A Meshless Solver for Blood Flow Simulations in Elastic Vessels Using Physics-Informed Neural Network

TL;DR

This paper introduces a meshless, physics-informed neural network method for simulating blood flow in elastic vessels, offering efficiency and flexibility over traditional discretization techniques, especially for complex geometries.

Contribution

The paper presents a novel meshless PINN approach for blood flow simulation in deformable vessels, integrating fluid-structure interaction and leveraging GPU acceleration.

Findings

Achieved accurate blood flow simulations with low relative error.

Demonstrated significant computational efficiency over finite element methods.

Successfully handled complex vessel geometries and plaque presence.

Abstract

Investigating blood flow in the cardiovascular system is crucial for assessing cardiovascular health. Computational approaches offer some non-invasive alternatives to measure blood flow dynamics. Numerical simulations based on traditional methods such as finite-element and other numerical discretizations have been extensively studied and have yielded excellent results. However, adapting these methods to real-life simulations remains a complex task.
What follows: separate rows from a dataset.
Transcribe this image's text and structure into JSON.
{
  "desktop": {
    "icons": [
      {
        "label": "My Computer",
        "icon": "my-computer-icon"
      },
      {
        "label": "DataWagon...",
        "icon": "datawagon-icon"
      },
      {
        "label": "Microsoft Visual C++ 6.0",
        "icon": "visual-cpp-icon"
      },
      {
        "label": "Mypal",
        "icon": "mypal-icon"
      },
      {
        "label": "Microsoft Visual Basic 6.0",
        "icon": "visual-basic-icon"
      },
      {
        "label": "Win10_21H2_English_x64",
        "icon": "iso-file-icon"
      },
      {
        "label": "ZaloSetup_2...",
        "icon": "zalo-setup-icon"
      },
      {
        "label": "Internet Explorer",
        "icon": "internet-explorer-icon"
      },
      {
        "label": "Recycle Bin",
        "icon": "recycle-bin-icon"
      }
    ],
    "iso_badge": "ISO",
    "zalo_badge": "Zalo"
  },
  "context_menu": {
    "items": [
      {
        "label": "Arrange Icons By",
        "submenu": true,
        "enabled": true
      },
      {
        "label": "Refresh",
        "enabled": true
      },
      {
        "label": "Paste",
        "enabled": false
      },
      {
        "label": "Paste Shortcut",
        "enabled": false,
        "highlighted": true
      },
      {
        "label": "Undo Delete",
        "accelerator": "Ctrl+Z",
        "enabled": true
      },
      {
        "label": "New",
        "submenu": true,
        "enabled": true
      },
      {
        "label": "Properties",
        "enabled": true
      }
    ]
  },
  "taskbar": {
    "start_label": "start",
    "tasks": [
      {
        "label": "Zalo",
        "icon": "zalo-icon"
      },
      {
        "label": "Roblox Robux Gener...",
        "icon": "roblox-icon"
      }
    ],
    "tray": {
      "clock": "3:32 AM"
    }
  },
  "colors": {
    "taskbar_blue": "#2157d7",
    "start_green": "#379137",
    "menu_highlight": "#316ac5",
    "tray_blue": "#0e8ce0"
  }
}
In this paper, we propose a method that offers flexibility and can efficiently handle real-life simulations. We suggest utilizing the physics-informed neural network (PINN) to solve the Navier-Stokes equation in a deformable domain, specifically addressing the simulation of blood flow in elastic vessels. Our approach models blood flow using an incompressible, viscous Navier-Stokes equation in an Arbitrary Lagrangian-Eulerian form. The mechanical model for the vessel wall structure is formulated by an equation of Newton's second law of momentum and linear elasticity to the force exerted by the fluid flow. Our method is a mesh-free approach that eliminates the need for discretization and meshing of the computational domain. This makes it highly efficient in solving simulations involving complex geometries. Additionally, with the availability of well-developed open-source machine learning framework packages and parallel modules, our method can easily be accelerated through GPU computing and parallel computing. To evaluate our approach, we conducted experiments on regular cylinder vessels as well as vessels with plaque on their walls. We compared our results to a solution calculated by Finite Element Methods using a dense grid and small time steps, which we considered as the ground truth solution. We report the relative error and the time consumed to solve the problem, highlighting the advantages of our method.